La captation réglementaire se produit lorsque les agences chargées de protéger le public finissent par agir dans l’intérêt des industries qu’elles sont censées réguler. Ce n’est pas toujours de la corruption. Cela peut être dû à des liens personnels, à la dépendance à l’expertise industrielle, ou à un déséquilibre de pouvoir entre les entreprises bien organisées et le public dispersé.
Pourquoi les régulateurs ne font-ils pas leur travail ?
Ils sont souvent dépassés par la complexité technique, isolés des mécanismes démocratiques, et influencés par des liens professionnels avec les entreprises. Les régulateurs qui veulent être rigoureux risquent de perdre leur financement, leur réputation, ou leur prochain emploi. Les entreprises, elles, ont des ressources illimitées pour les influencer.
La révolution des portes est-elle légale ?

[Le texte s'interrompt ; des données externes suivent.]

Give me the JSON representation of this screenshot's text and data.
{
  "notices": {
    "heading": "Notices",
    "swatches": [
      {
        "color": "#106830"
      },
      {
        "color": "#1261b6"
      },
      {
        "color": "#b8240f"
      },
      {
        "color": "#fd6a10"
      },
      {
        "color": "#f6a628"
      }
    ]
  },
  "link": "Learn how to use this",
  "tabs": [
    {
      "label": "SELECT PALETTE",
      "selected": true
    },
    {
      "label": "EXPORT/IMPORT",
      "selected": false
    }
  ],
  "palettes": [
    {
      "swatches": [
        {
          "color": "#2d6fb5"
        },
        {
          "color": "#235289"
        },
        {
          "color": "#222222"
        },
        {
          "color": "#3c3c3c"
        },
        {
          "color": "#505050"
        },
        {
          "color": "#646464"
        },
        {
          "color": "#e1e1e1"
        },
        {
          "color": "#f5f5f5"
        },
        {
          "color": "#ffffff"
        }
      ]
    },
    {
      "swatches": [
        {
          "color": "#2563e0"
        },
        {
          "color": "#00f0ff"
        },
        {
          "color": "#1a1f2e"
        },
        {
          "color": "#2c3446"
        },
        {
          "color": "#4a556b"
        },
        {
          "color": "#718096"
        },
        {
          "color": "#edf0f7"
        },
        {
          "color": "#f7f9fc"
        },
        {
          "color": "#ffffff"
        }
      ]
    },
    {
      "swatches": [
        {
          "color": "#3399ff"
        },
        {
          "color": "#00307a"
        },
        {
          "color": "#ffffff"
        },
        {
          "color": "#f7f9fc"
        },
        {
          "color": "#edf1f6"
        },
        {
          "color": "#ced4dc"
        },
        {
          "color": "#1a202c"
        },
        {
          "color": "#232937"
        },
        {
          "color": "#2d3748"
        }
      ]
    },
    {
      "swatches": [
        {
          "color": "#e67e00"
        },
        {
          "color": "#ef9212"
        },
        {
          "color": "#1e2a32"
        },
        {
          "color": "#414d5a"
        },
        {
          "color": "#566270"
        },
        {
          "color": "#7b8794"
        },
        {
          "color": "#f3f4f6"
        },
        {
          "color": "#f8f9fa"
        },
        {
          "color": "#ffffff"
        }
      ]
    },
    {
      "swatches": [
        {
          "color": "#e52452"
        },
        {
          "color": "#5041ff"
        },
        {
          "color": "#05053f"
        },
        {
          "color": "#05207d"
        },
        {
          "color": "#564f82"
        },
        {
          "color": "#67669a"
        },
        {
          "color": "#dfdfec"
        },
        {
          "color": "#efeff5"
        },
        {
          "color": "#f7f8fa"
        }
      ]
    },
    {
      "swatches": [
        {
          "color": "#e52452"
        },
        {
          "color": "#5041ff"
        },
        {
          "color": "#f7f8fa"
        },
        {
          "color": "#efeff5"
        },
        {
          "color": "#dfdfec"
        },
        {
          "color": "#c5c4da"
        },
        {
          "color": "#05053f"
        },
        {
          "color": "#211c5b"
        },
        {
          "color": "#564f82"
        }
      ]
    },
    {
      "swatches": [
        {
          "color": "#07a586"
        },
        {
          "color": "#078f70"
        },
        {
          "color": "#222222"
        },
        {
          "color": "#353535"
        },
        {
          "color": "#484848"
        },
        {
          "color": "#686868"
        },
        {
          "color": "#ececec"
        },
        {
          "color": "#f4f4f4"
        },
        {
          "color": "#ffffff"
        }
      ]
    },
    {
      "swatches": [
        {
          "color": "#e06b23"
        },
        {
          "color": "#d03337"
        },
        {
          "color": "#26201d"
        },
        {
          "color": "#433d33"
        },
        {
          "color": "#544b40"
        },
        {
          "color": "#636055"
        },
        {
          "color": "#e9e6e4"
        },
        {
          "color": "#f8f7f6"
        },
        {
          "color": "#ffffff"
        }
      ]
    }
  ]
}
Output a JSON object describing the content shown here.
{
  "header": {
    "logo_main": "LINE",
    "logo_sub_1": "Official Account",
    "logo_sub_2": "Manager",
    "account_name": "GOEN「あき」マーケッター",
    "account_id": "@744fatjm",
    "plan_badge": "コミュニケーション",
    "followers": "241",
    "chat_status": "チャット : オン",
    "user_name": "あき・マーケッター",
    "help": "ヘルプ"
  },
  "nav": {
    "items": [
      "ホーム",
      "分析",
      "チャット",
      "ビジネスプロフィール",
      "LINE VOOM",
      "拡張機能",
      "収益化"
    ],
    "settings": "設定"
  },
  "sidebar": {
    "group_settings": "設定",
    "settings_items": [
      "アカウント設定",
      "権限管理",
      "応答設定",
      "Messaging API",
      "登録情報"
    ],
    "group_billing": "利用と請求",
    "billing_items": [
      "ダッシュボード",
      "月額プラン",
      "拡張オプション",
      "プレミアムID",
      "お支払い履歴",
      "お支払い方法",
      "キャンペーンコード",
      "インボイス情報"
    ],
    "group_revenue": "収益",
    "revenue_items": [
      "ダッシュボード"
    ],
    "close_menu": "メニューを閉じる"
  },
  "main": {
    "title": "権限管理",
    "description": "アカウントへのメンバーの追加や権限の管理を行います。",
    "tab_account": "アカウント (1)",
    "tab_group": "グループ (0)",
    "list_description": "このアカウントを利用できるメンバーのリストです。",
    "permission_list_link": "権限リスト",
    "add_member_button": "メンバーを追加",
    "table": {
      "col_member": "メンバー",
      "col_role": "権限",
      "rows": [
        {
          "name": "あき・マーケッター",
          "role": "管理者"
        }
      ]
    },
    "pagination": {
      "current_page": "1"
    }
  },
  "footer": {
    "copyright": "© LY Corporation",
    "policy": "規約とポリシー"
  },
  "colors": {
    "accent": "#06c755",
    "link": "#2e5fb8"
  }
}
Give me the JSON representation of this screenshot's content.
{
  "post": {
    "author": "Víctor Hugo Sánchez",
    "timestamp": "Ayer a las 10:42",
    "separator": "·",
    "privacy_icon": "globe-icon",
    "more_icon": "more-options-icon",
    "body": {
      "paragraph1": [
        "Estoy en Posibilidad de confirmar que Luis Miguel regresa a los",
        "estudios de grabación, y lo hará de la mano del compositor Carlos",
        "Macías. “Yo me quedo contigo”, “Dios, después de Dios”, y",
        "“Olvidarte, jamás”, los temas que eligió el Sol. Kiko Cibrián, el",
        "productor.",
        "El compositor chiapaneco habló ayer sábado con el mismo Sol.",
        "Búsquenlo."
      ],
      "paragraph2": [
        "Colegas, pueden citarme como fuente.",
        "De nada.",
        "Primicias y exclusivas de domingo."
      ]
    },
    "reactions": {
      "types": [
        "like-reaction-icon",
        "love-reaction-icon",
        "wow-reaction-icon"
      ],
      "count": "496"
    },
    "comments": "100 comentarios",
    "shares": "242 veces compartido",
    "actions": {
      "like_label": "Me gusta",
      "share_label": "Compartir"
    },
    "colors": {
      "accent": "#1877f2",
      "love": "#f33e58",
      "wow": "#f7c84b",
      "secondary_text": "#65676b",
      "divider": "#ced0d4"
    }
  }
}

Oui, dans la plupart des pays. Les lois imposent un délai de refroidissement, mais les exceptions sont nombreuses et les sanctions rares. Aux États-Unis, 92 % des anciens commissaires de la SEC ont accepté un emploi dans une entreprise régulée dans les 18 mois suivant leur départ. C’est légal - mais pas éthique.
Quels secteurs sont les plus touchés ?
Selon la Banque mondiale, le secteur financier est le plus capté (67 % des pays), suivi par l’énergie (58 %) et la pharmacie (52 %). Ces secteurs ont des intérêts très concentrés, des profits élevés, et des régulations techniques complexes - un terrain idéal pour la captation.
Les citoyens peuvent-ils lutter contre la captation ?
Oui. Des initiatives comme la Convention Citoyenne pour le Climat en France ont réduit l’influence des lobbys de 52 %. En donnant la parole à des citoyens tirés au sort, formés et protégés, on peut contrebalancer le pouvoir des entreprises. La transparence, la participation citoyenne et la pression médiatique sont les armes les plus efficaces.